13 En de HEERE antwoordde den Engel, Die met mij sprak, goede woorden, troostelijke woorden.
14 En de Engel, Die met mij sprak, zeide tot mij: Roep uit, zeggende: Alzo zegt de HEERE der heirscharen: Ik ijver over Jeruzalem en over Sion met een groten ijver.
15 En Ik ben met een zeer groten toorn vertoornd tegen die geruste heidenen; want Ik was een weinig toornig, maar zij hebben ten kwade geholpen.
16 Daarom zegt de HEERE alzo: Ik ben tot Jeruzalem wedergekeerd met ontfermingen; Mijn huis zal daarin gebouwd worden, spreekt de HEERE der heirscharen, en het richtsnoer zal over Jeruzalem uitgestrekt worden.
17 Roep nog, zeggende: Alzo zegt de HEERE der heirscharen: Mijn steden zullen nog uitgespreid worden vanwege het goede; want de HEERE zal Sion nog troosten, en Hij zal Jeruzalem nog verkiezen.

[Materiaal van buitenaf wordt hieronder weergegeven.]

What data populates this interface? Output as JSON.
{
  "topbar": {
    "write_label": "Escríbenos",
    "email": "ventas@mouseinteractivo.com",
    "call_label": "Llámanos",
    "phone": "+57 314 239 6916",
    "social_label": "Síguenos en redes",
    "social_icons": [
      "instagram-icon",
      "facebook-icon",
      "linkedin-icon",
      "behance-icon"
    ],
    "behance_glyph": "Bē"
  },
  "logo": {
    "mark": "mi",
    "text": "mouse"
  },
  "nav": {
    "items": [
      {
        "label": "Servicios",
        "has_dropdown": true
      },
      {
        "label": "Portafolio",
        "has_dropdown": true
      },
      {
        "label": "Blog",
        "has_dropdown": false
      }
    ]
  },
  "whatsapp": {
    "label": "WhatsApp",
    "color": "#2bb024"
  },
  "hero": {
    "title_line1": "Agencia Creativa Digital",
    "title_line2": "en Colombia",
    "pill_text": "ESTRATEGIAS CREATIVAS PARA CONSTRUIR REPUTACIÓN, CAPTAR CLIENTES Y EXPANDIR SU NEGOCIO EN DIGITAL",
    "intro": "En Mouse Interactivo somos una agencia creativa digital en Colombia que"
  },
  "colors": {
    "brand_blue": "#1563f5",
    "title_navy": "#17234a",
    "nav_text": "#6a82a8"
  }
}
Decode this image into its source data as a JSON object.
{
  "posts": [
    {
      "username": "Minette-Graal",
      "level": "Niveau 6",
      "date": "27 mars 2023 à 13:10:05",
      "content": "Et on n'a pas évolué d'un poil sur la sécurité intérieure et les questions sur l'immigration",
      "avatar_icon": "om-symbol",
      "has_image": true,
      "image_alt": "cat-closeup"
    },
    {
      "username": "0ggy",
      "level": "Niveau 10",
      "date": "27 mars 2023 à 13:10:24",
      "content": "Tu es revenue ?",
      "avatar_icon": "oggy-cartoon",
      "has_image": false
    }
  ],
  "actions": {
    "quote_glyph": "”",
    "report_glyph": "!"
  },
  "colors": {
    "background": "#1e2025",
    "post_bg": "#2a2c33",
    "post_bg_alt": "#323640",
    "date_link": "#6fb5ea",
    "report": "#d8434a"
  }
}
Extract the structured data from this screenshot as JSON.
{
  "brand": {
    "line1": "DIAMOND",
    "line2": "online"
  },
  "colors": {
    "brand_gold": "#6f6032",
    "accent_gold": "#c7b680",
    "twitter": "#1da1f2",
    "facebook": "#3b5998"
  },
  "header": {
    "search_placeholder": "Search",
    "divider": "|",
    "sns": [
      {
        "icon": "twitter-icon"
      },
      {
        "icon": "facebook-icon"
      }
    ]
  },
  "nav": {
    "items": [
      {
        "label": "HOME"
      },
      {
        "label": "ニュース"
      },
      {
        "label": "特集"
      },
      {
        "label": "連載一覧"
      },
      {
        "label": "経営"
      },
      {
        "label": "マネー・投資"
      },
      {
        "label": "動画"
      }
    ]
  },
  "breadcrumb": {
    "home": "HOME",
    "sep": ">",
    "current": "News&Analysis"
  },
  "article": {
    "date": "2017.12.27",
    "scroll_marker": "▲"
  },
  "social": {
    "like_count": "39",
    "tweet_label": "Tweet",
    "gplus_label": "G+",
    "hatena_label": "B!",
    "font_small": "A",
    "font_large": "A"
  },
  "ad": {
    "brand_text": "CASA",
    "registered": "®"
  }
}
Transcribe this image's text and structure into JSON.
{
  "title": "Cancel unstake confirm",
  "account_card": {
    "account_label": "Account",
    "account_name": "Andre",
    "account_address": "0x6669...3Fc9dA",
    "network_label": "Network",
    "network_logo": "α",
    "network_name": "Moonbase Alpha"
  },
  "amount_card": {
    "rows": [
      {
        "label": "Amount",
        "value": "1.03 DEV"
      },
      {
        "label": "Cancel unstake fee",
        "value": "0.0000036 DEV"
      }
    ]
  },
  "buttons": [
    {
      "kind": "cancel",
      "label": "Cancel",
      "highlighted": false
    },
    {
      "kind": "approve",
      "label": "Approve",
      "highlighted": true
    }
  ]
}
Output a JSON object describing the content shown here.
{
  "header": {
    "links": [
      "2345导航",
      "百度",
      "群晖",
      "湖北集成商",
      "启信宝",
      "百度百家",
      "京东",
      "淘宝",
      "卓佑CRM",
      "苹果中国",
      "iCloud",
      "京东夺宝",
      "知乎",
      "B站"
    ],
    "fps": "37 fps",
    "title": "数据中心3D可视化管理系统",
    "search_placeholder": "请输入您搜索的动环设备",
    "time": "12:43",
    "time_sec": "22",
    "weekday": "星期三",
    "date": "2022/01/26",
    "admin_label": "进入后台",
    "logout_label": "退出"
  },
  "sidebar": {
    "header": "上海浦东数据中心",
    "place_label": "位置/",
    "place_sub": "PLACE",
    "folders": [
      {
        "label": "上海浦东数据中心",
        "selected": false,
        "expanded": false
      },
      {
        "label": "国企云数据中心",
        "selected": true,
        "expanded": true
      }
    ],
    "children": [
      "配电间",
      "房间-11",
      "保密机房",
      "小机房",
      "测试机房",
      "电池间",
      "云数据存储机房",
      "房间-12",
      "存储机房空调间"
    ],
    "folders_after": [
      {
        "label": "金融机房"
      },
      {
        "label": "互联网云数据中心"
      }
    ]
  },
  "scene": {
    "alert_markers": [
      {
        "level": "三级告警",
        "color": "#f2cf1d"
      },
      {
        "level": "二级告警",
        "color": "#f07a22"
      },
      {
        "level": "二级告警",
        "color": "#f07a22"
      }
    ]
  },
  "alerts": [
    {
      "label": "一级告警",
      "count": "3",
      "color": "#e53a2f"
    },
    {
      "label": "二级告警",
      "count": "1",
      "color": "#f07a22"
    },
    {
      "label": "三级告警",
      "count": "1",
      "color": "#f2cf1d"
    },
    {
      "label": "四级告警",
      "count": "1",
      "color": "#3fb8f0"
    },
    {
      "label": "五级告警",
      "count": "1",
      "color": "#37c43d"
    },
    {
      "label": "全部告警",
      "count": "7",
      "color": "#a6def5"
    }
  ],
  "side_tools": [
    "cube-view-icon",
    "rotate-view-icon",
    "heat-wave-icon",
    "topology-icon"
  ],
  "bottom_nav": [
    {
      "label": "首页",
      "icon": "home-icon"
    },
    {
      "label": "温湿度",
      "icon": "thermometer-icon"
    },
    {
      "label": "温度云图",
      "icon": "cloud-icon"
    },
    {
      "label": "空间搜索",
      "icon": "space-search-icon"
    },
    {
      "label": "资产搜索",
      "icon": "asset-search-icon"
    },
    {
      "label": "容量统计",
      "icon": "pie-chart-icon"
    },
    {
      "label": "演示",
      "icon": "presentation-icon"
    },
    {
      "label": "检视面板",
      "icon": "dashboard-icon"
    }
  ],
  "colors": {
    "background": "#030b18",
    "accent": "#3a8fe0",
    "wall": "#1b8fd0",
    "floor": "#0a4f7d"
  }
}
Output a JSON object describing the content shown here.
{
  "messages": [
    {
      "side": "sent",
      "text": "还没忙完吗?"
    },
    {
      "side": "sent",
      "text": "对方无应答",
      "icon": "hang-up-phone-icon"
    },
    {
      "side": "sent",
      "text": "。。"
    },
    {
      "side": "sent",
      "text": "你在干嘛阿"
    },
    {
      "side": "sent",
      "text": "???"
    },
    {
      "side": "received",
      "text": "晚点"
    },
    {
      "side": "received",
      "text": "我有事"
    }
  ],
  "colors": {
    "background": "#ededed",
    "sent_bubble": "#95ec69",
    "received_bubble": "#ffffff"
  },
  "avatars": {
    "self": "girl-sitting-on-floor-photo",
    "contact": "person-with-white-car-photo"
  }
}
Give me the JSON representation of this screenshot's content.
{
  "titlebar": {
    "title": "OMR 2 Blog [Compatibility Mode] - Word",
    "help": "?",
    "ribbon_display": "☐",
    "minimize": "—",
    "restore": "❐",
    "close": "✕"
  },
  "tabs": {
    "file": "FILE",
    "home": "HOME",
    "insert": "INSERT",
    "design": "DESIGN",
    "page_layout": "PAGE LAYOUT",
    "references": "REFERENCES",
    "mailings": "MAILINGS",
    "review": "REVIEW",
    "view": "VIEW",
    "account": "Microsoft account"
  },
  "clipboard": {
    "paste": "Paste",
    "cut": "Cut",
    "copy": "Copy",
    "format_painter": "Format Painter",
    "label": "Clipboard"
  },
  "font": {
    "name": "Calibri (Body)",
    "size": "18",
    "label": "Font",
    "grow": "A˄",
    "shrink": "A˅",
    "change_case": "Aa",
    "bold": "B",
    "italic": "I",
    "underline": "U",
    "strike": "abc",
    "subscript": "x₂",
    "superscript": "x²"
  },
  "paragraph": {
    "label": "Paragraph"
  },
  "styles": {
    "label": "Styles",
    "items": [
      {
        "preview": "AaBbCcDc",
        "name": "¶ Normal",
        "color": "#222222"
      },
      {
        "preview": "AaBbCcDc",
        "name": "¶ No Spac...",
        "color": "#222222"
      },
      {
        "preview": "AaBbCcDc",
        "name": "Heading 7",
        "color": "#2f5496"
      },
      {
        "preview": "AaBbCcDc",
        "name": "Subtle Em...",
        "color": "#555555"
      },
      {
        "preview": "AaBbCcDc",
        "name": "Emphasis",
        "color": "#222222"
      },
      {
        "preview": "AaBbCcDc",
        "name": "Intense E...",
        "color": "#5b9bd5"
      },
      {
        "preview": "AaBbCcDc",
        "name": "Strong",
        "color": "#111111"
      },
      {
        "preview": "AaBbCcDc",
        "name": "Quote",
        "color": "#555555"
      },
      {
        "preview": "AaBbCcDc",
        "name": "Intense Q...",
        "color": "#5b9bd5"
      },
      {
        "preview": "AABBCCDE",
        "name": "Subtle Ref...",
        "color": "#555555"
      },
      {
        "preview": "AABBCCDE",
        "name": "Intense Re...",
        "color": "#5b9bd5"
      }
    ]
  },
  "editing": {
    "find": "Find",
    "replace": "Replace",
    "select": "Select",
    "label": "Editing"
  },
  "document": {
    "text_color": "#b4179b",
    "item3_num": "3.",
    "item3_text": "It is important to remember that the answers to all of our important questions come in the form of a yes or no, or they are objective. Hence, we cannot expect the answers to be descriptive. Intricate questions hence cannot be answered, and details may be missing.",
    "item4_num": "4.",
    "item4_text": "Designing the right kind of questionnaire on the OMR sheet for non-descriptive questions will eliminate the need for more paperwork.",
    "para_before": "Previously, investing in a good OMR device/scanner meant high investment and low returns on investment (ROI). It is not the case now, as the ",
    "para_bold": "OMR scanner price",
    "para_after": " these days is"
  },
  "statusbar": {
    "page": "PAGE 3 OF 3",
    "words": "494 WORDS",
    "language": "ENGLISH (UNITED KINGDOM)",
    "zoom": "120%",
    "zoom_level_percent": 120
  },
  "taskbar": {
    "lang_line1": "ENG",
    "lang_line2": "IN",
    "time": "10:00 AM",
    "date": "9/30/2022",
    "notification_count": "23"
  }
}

18 En ik hief mijn ogen op, en zag; en ziet, er waren vier hoornen.
19 En ik zeide tot den Engel, Die met mij sprak: Wat zijn deze? En Hij zeide tot mij: Dat zijn de hoornen, welke Juda, Israel en Jeruzalem verstrooid hebben.
20 En de HEERE toonde mij vier smeden.
21 Toen zeide ik: Wat komen die maken? En Hij sprak, zeggende: Dat zijn de hoornen, die Juda verstrooid hebben, zodat niemand zijn hoofd ophief; maar deze zijn gekomen om die te verschrikken, om de hoornen der heidenen neder te werpen, welke den hoorn verheven hebben tegen het land van Juda, om dat te verstrooien.